Long Island same-sex couples seek gay-friendly town clerks
The battle over same-sex marriages moved Friday to Long Island, N.Y., where about 50 gay and lesbian couples rode from city to city in search of a town clerk willing to issue them marriage licenses. "Shame! Shame!" they chanted at one stop after the clerk read a statement reaffirming the edict by state attorney general Eliot Spitzer that gay marriages are not allowed in New York. Their first stop was at Babylon Town Hall, where a horn-honking caravan led by a brightly painted bus arrived Friday morning. Sheree Jeanes, 33, and Bonnie Reich, 42, of Huntington, entered the clerk's office only to receive a one-page statement shooting down their marriage plans. "We're disappointed," Jeanes said. "We want the same rights as any other couple, and we feel that we deserve that." Her partner said they would join any legal action taken to help their cause.
David Kilmnick, a spokesman for the Long Island Coalition for Same Sex Marriage, conceded that it was unlikely the gay couples would be granted marriage licenses.
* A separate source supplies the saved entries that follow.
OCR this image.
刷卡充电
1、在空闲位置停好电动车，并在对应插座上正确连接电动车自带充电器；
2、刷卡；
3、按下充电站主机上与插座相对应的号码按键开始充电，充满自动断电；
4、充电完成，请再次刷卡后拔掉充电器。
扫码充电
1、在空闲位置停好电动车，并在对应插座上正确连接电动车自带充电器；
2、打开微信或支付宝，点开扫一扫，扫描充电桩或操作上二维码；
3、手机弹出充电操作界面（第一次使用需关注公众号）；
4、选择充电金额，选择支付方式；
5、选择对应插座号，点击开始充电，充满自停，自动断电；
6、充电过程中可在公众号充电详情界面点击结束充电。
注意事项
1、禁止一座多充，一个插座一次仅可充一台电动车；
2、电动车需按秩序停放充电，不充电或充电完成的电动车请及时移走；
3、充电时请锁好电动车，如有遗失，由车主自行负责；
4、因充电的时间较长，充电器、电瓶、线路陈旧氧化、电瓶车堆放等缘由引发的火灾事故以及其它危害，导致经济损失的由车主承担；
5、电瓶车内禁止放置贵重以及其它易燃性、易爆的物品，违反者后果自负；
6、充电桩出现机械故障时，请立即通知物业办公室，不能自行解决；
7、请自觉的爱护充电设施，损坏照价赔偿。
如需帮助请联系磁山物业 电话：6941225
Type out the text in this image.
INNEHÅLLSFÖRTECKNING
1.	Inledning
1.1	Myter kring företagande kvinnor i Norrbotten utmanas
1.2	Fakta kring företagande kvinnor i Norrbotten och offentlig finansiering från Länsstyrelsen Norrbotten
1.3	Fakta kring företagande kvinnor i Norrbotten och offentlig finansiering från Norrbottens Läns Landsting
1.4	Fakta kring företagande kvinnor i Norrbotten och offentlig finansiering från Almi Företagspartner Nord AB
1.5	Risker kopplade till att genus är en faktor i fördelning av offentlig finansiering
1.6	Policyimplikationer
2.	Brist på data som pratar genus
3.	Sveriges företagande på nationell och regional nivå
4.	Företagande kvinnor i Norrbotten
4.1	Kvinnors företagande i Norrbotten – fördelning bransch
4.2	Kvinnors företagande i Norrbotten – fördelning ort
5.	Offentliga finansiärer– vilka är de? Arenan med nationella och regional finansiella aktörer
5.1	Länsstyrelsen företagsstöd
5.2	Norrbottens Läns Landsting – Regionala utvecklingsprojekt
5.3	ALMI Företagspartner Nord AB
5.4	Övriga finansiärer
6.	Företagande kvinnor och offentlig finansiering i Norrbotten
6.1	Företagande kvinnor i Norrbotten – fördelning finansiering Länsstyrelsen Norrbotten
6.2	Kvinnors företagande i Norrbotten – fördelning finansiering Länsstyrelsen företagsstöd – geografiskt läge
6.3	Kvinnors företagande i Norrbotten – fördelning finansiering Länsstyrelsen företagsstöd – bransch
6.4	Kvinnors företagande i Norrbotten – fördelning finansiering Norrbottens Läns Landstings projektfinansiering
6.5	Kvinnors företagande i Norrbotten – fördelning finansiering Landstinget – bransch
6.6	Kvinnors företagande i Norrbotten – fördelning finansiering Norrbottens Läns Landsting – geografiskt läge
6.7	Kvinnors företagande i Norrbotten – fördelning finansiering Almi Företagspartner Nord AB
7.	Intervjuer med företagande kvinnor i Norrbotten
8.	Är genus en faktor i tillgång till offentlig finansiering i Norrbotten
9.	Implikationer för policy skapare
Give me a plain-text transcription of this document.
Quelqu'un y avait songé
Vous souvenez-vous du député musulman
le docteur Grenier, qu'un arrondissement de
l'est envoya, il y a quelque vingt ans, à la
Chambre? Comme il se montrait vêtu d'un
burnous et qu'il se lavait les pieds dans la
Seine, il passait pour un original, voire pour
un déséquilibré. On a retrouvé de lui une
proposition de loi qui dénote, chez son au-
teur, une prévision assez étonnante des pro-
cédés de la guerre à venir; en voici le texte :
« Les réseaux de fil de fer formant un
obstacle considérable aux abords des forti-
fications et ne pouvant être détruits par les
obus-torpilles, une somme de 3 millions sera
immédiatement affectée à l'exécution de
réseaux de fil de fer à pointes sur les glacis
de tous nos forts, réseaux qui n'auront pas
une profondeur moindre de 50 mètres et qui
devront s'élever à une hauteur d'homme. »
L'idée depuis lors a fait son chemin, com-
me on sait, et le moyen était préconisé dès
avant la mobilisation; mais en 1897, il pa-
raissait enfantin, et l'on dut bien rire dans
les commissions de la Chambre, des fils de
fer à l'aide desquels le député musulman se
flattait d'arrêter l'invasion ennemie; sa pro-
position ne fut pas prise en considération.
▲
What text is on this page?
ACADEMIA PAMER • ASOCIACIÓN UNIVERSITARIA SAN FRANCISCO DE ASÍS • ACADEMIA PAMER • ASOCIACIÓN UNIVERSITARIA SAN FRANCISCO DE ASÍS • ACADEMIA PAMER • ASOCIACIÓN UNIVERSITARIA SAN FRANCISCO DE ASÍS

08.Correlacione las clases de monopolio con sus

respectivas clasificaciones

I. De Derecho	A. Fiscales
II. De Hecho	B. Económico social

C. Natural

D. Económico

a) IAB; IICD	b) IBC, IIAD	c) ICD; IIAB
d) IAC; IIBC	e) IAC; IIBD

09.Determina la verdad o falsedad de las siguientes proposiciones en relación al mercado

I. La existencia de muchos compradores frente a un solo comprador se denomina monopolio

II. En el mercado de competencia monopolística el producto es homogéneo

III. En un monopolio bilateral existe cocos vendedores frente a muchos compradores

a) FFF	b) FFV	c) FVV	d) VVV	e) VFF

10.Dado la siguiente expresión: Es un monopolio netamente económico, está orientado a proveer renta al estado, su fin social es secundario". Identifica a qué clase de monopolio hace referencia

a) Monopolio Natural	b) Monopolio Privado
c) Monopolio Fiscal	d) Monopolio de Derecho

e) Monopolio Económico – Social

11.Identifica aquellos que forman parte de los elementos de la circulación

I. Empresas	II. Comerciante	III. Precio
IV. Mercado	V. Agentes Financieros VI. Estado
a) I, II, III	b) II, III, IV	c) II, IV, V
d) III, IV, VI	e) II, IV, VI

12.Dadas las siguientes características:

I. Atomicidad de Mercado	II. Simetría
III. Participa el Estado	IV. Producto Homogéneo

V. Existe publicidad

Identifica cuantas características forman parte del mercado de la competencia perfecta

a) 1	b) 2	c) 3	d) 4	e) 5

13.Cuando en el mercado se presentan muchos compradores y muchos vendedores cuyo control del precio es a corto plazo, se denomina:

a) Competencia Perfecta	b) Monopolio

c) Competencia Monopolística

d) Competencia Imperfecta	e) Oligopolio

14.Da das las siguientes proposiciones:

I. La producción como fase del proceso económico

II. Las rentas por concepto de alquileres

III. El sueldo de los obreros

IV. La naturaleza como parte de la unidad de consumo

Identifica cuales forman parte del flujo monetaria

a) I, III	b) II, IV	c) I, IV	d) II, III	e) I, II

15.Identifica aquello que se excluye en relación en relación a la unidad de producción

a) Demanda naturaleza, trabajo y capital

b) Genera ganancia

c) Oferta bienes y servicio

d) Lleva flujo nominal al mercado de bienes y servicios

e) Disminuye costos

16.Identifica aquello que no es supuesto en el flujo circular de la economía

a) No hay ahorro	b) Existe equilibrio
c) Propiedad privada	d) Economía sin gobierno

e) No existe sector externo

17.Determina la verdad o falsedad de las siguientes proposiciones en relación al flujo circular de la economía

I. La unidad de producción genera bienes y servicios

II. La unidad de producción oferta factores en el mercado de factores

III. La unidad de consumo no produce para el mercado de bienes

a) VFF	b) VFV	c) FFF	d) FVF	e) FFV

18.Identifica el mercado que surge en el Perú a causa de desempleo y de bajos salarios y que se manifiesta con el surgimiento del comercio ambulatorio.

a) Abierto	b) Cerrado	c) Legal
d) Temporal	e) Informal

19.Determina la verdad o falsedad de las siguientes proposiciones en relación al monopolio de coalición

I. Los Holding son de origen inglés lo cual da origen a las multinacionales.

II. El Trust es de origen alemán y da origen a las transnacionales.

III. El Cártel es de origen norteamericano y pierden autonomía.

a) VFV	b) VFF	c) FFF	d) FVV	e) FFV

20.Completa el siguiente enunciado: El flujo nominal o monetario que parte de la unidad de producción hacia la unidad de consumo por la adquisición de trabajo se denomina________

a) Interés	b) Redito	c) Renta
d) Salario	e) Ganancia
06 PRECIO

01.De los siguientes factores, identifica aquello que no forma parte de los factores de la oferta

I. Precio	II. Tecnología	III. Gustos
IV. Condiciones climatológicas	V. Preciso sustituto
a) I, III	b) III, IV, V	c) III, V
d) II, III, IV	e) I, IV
But, he said, the refusals would lay the groundwork for lawsuits. "It's not discouraging," Kilmnick said of Spitzer's pronouncement on Wednesday that gay marriage violates state law. "It's another hurdle that we have to jump over. He left it to the courts, so we're going to bring it to the courts to decide."
The would-be newlyweds then moved on to the Brookhaven and Islip town halls. Their reception at Brookhaven was similar to the Babylon stop, with the clerk issuing no licenses. Eventually the caravan was to split up and couples were to visit other municipalities across the 120-mile long island. Both sides on the polarizing issue had been awaiting Spitzer's opinion since February 27, when the mayor of New Paltz, a college town 75 miles north of Manhattan, married 25 same-sex couples. New Paltz mayor Jason West now faces 19 criminal counts and could face jail time; he has pleaded innocent.
On Thursday, dozens of same-sex couples seeking marriage licenses were turned away from the New York City clerk's office with a letter explaining that gay marriages are illegal. "New York state law," the clerk's letter said, "does not authorize this office to grant marriage licenses to same-sex couples."